Joy in the Misfortune of Others: Sports and Beyond
Does joy in the misfortune of others make life worthwhile?
Posted Jun 02, 2011
The German word Schadenfreude means joy in the misfortune of others. Most of us experience such pleasure some of the time, and some of us most of the time. Schadenfreude is an evil relative of the sorts of topics positive psychologists usually study. How close or distant a relative, I don't know, but I invite readers of this entry to consider the issue.
I thought of Schadenfreude during the past week, ever since the news broke that Ohio State University football coach Jim Tressel resigned amid escalating accusations of wrong-doing by his players. I do not know what really happened - what the players did, what the coach knew, and when he knew it - but regardless, as a sports fan, even one of the University of Michigan football team, I felt sad because these events diminished a game that I so enjoy.
I am not saying that those who break the rules should go unpunished, only that punishment, no matter how much it may be deserved, is not an occasion for joy. However, I have been wondering if I am alone in Maize and Blue Nation. To and from work (at the University of Michigan), I often listen to a local AM sports station that features talk. Those who call in are usually Michigan fans, and for the past week, callers have been positively giddy with delight over the misfortunes of the Buckeyes and their coach. If their joy were the result of the reasonable expectation that Michigan would benefit down the road from Ohio State's likely loss of football scholarships and exclusion from bowl games, not to mention the resignation of a very good if tarnished coach, I would be more understanding. Those thoughts crossed my partisan mind. But what I have been hearing from most callers is ungrounded joy, simple and hardly pure.
So what's going on? Positive psychology holds that the positive is genuine.
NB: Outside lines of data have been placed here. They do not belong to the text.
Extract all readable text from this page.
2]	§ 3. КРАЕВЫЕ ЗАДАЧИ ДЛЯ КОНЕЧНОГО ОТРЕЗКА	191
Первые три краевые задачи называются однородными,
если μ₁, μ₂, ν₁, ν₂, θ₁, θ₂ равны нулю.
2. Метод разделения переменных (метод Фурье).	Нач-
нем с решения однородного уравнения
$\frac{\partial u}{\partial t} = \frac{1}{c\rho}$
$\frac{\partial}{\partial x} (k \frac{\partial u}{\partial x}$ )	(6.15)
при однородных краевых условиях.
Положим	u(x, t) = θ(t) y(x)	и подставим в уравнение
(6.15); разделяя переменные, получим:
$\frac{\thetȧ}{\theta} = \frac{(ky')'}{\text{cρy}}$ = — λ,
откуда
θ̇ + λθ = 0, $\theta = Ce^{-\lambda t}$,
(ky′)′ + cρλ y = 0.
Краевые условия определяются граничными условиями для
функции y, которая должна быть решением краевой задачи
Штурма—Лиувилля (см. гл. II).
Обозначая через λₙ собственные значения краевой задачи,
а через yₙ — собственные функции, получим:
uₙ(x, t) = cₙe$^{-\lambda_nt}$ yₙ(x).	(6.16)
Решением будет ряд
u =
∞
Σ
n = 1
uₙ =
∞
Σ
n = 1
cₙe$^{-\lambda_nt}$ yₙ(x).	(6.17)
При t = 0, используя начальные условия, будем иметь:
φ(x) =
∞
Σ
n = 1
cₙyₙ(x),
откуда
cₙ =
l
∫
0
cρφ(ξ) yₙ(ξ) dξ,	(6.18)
I guess the unstated corollary is that the negative is also genuine, in this case hatred compounded by over-the-top righteous outrage*. There are truly bad things in the world (pestilence, poverty, prejudice) that deserve to be hated. Their demise may be a morally legitimate cause for joy. But here we are talking about football teams, for goodness sakes. Former Coach Tressel's record against Michigan over the past decade was 9-1. Is that a reason to hate him and thus celebrate his fall?
I am a lifelong Cubs fan, but I have never rooted against the White Sox, or the Cardinals, or the Mets, or the Phillies, or the Padres, and so on - a long list could be imagined! I just want my team to do well. Period. Ditto for how I feel about the Michigan football team.
Positive psychology often studies happiness - joy in the extreme case. But happiness about what? Typical survey measures only ask if respondents are satisfied / happy / joyful. I suggest that an authentic positive psychology would take the additional step and ask why someone is happy. If the source of happiness is the misfortune of others - like rival political parties and nations, for example, or celebrities, or people at home and work who annoy us - I doubt that this sort of happiness is really what makes life worth living. Why define yourself by what you hate? Does anyone want the epitaph on his tombstone to read: "He hated!"
*Sports Illustrated writer Steve Rushin made a great comment on the Ohio State and other sports scandals: "Anyone who feels real moral outrage when reading the Sports section has almost certainly skipped the News ... section."